Quienes hace unos años jugaban al escondite por todo el pueblo, ahora peinan canas, o se las tiñen, y llaman a sus hijas/os por la ventana para que dejen sus juegos y vuelvan a casa a la hora de comer o de cenar. Los niños y las niñas que componen con sus risas la banda sonora del verano, andan en bicicleta, como lo hicimos nosotros antes, cogen renacuajos en el lavadero, se aventuran por los caminos de los alrededores buscando moras o cualquier otro tesoro, se bañan en el río, se suben a los árboles, inventan juegos aprovechando cualquier trasto que se encuentran, pero ya no llevan tirachinas en los bolsillos, sino dispositivos repletos de videojuegos.

En nuestra casa también ha cambiado las cosas. El Abuelo ya no es mi abuelo, sino mi padre; la Abuela ya no es la mía, que murió cuando yo tenía siete años y todavía no habían nacido tres de mis hermanas/os, sino mi madre; la Tía ya no es mi tía, sino yo, y las/os Niñas/os ya no son mis hermanos, sino mis sobrinos.

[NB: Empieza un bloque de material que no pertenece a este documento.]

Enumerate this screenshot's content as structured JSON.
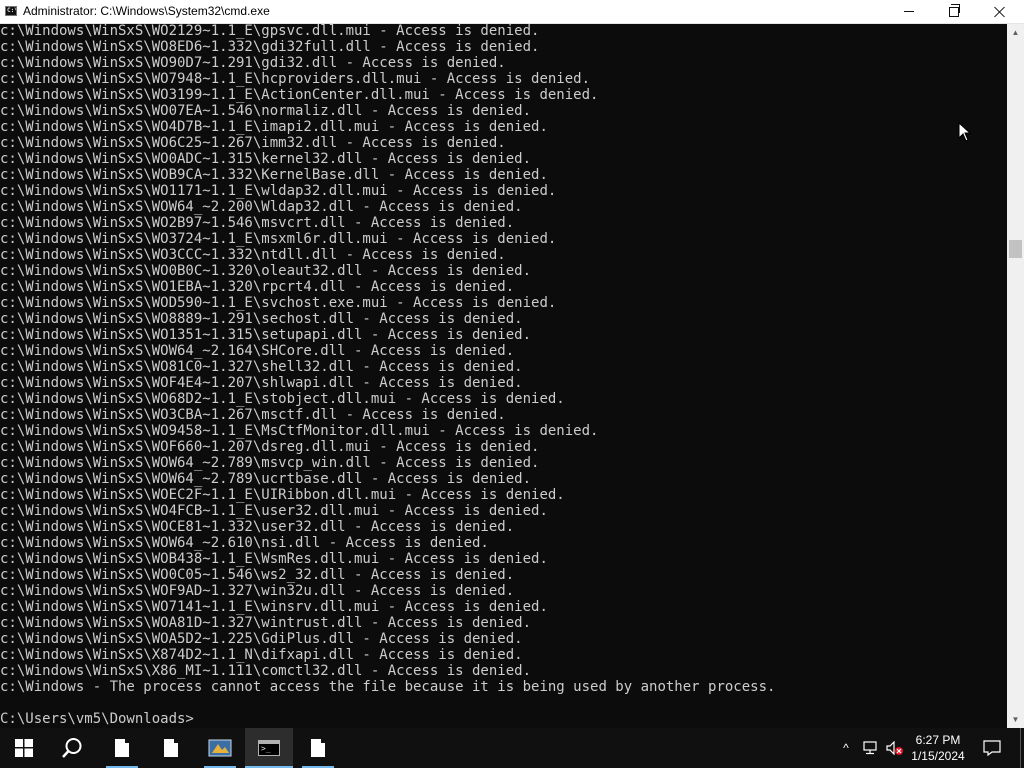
{
  "window": {
    "title": "Administrator: C:\\Windows\\System32\\cmd.exe",
    "app_icon_text": "C:\\"
  },
  "console": {
    "lines": [
      "c:\\Windows\\WinSxS\\WO2129~1.1_E\\gpsvc.dll.mui - Access is denied.",
      "c:\\Windows\\WinSxS\\WO8ED6~1.332\\gdi32full.dll - Access is denied.",
      "c:\\Windows\\WinSxS\\WO90D7~1.291\\gdi32.dll - Access is denied.",
      "c:\\Windows\\WinSxS\\WO7948~1.1_E\\hcproviders.dll.mui - Access is denied.",
      "c:\\Windows\\WinSxS\\WO3199~1.1_E\\ActionCenter.dll.mui - Access is denied.",
      "c:\\Windows\\WinSxS\\WO07EA~1.546\\normaliz.dll - Access is denied.",
      "c:\\Windows\\WinSxS\\WO4D7B~1.1_E\\imapi2.dll.mui - Access is denied.",
      "c:\\Windows\\WinSxS\\WO6C25~1.267\\imm32.dll - Access is denied.",
      "c:\\Windows\\WinSxS\\WO0ADC~1.315\\kernel32.dll - Access is denied.",
      "c:\\Windows\\WinSxS\\WOB9CA~1.332\\KernelBase.dll - Access is denied.",
      "c:\\Windows\\WinSxS\\WO1171~1.1_E\\wldap32.dll.mui - Access is denied.",
      "c:\\Windows\\WinSxS\\WOW64_~2.200\\Wldap32.dll - Access is denied.",
      "c:\\Windows\\WinSxS\\WO2B97~1.546\\msvcrt.dll - Access is denied.",
      "c:\\Windows\\WinSxS\\WO3724~1.1_E\\msxml6r.dll.mui - Access is denied.",
      "c:\\Windows\\WinSxS\\WO3CCC~1.332\\ntdll.dll - Access is denied.",
      "c:\\Windows\\WinSxS\\WO0B0C~1.320\\oleaut32.dll - Access is denied.",
      "c:\\Windows\\WinSxS\\WO1EBA~1.320\\rpcrt4.dll - Access is denied.",
      "c:\\Windows\\WinSxS\\WOD590~1.1_E\\svchost.exe.mui - Access is denied.",
      "c:\\Windows\\WinSxS\\WO8889~1.291\\sechost.dll - Access is denied.",
      "c:\\Windows\\WinSxS\\WO1351~1.315\\setupapi.dll - Access is denied.",
      "c:\\Windows\\WinSxS\\WOW64_~2.164\\SHCore.dll - Access is denied.",
      "c:\\Windows\\WinSxS\\WO81C0~1.327\\shell32.dll - Access is denied.",
      "c:\\Windows\\WinSxS\\WOF4E4~1.207\\shlwapi.dll - Access is denied.",
      "c:\\Windows\\WinSxS\\WO68D2~1.1_E\\stobject.dll.mui - Access is denied.",
      "c:\\Windows\\WinSxS\\WO3CBA~1.267\\msctf.dll - Access is denied.",
      "c:\\Windows\\WinSxS\\WO9458~1.1_E\\MsCtfMonitor.dll.mui - Access is denied.",
      "c:\\Windows\\WinSxS\\WOF660~1.207\\dsreg.dll.mui - Access is denied.",
      "c:\\Windows\\WinSxS\\WOW64_~2.789\\msvcp_win.dll - Access is denied.",
      "c:\\Windows\\WinSxS\\WOW64_~2.789\\ucrtbase.dll - Access is denied.",
      "c:\\Windows\\WinSxS\\WOEC2F~1.1_E\\UIRibbon.dll.mui - Access is denied.",
      "c:\\Windows\\WinSxS\\WO4FCB~1.1_E\\user32.dll.mui - Access is denied.",
      "c:\\Windows\\WinSxS\\WOCE81~1.332\\user32.dll - Access is denied.",
      "c:\\Windows\\WinSxS\\WOW64_~2.610\\nsi.dll - Access is denied.",
      "c:\\Windows\\WinSxS\\WOB438~1.1_E\\WsmRes.dll.mui - Access is denied.",
      "c:\\Windows\\WinSxS\\WO0C05~1.546\\ws2_32.dll - Access is denied.",
      "c:\\Windows\\WinSxS\\WOF9AD~1.327\\win32u.dll - Access is denied.",
      "c:\\Windows\\WinSxS\\WO7141~1.1_E\\winsrv.dll.mui - Access is denied.",
      "c:\\Windows\\WinSxS\\WOA81D~1.327\\wintrust.dll - Access is denied.",
      "c:\\Windows\\WinSxS\\WOA5D2~1.225\\GdiPlus.dll - Access is denied.",
      "c:\\Windows\\WinSxS\\X874D2~1.1_N\\difxapi.dll - Access is denied.",
      "c:\\Windows\\WinSxS\\X86_MI~1.111\\comctl32.dll - Access is denied.",
      "c:\\Windows - The process cannot access the file because it is being used by another process.",
      "",
      "C:\\Users\\vm5\\Downloads>"
    ]
  },
  "taskbar": {
    "items": [
      {
        "name": "start-button",
        "icon": "windows-logo-icon"
      },
      {
        "name": "search-button",
        "icon": "search-icon"
      },
      {
        "name": "taskbar-file-1",
        "icon": "document-icon"
      },
      {
        "name": "taskbar-file-2",
        "icon": "document-icon"
      },
      {
        "name": "taskbar-app",
        "icon": "app-icon"
      },
      {
        "name": "taskbar-cmd",
        "icon": "cmd-icon"
      },
      {
        "name": "taskbar-file-3",
        "icon": "document-icon"
      }
    ],
    "tray": {
      "chevron": "^",
      "time": "6:27 PM",
      "date": "1/15/2024"
    }
  },
  "colors": {
    "console_bg": "#0c0c0c",
    "console_fg": "#cccccc",
    "taskbar_bg": "#101010",
    "accent": "#76b9ed"
  }
}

Cuando veo cómo disfrutan de la libertad que proporciona la vida en un pueblo pequeño como este, su emoción al descubrir un escarabajo en el camino, o un gusano de luz en la pared de la era, o un nido en los arbustos, cuando noto su sorpresa al pasar junto a una granja y ver a un ternero mamando, o al distinguir una trucha agazapada bajo las piedras musgosas del río, cuando veo cómo se divierten corriendo por los caminos, o intentando coger saltamontes, o transformando una excursión por el monte en una aventura digna de un libro, creo que hay cosas que no cambian, pues yo he sentido exactamente lo mismo que ellas/os. Pero, en realidad, nada es igual, aunque solo sea porque todas esas emociones, hoy, están protagonizadas por otros. Los años han ido pasando, uno tras otro, casi imperceptiblemente, y una generación ha sustituido a la otra.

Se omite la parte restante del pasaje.